Human settlement in Brazil

Location of Cristália within the state of Minas Gerais

Cristália is a Brazilian municipality located in the north of the state of Minas Gerais. In 2020 the population was 5,982 in a total area of 841 km^{2}. The elevation is 728 meters. It became a municipality in 1962.

==Geography==
Cristália is located in the Serra do Espinhaço mountains east of Montes Claros. It is 18 km south of Grão Mogol and is connected by dirt road. The Rio Congonhas, a tributary of the Rio Jequitinhonha, flows to the north.

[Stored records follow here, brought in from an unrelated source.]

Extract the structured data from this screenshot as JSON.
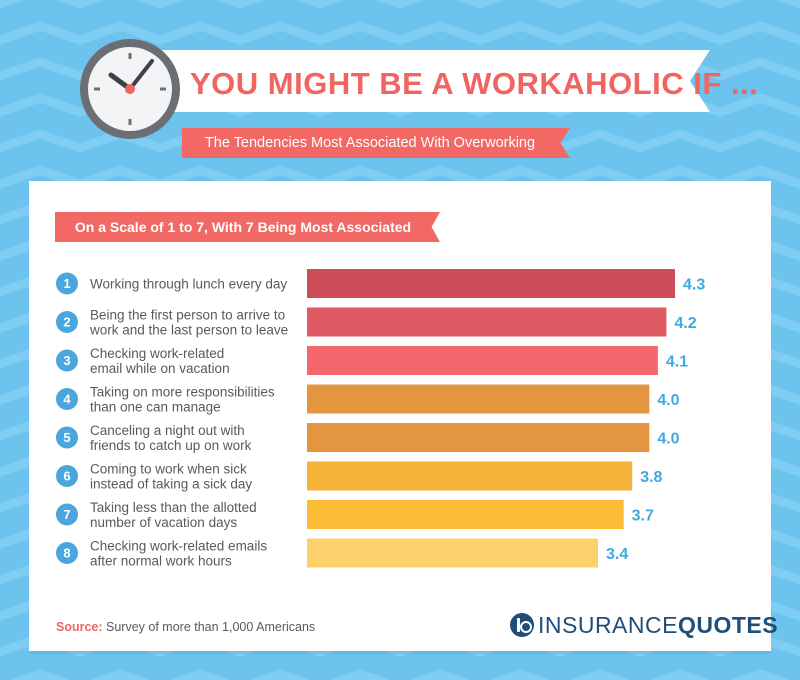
{
  "header": {
    "title": "YOU MIGHT BE A WORKAHOLIC IF ...",
    "subtitle": "The Tendencies Most Associated With Overworking"
  },
  "chart_data": {
    "type": "bar",
    "orientation": "horizontal",
    "scale_label": "On a Scale of 1 to 7, With 7 Being Most Associated",
    "items": [
      {
        "rank": "1",
        "label": [
          "Working through lunch every day"
        ],
        "value": 4.3,
        "value_label": "4.3",
        "color": "#cb4d5a"
      },
      {
        "rank": "2",
        "label": [
          "Being the first person to arrive to",
          "work and the last person to leave"
        ],
        "value": 4.2,
        "value_label": "4.2",
        "color": "#e05a63"
      },
      {
        "rank": "3",
        "label": [
          "Checking work-related",
          "email while on vacation"
        ],
        "value": 4.1,
        "value_label": "4.1",
        "color": "#f4666b"
      },
      {
        "rank": "4",
        "label": [
          "Taking on more responsibilities",
          "than one can manage"
        ],
        "value": 4.0,
        "value_label": "4.0",
        "color": "#e3963f"
      },
      {
        "rank": "5",
        "label": [
          "Canceling a night out with",
          "friends to catch up on work"
        ],
        "value": 4.0,
        "value_label": "4.0",
        "color": "#e3963f"
      },
      {
        "rank": "6",
        "label": [
          "Coming to work when sick",
          "instead of taking a sick day"
        ],
        "value": 3.8,
        "value_label": "3.8",
        "color": "#f4b43a"
      },
      {
        "rank": "7",
        "label": [
          "Taking less than the allotted",
          "number of vacation days"
        ],
        "value": 3.7,
        "value_label": "3.7",
        "color": "#fbbd35"
      },
      {
        "rank": "8",
        "label": [
          "Checking work-related emails",
          "after normal work hours"
        ],
        "value": 3.4,
        "value_label": "3.4",
        "color": "#fcd06b"
      }
    ],
    "xlim": [
      0,
      4.3
    ],
    "grid": false,
    "legend": "none"
  },
  "footer": {
    "source_key": "Source:",
    "source_text": " Survey of more than 1,000 Americans",
    "logo_text_1": "INSURANCE",
    "logo_text_2": "QUOTES"
  },
  "colors": {
    "accent_red": "#f06461",
    "value_blue": "#3fa9df",
    "background": "#6cc3ee",
    "logo_navy": "#1f4e79"
  }
}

Cristálila is part of the statistical microregion of Grão Mogol. The distance to Belo Horizonte is 354 km.

==Economic activities==
The most important economic activities are cattle raising (5,000 head in 2006) and agriculture. The GDP in 2005 was R$16,261,000. The most important agricultural crops are bananas, coffee, tropical and citrus fruits, peanuts, sugarcane, and corn. There was also production of charcoal from eucalyptus plantations and lumber. In the rural area there were 503 producers. The total area of agricultural land was 12,987 hectares in 2006. As of 2006 there was only one tractor. In the urban area there were no banking agencies in 2006.

==Health and education==
This municipality is isolated from major population centers and suffers from drought and poor soils.
- Municipal Human Development Index: .647 (2000)
- State ranking: 751 out of 853 municipalities as of 2000
- National ranking: 3,806 out of 5,138 municipalities as of 2000

- Degree of urbanization: 46.48% (2000)
- Infant mortality rate: 16.00 (2000) The rate for Minas Gerais was 17.40; the rate for Brazil was 18.91.
- Illiteracy rate: 29.89% (15 years old or older) (Data from 2000) The rate for Minas Gerais was 11.96; the rate for Brazil was 13.63
- Urban area covered by sewage system: 0.50%--the rate for Minas Gerais was 81.39%
- Health clinics, health centers, and hospitals: 2, 2. There were no hospitals.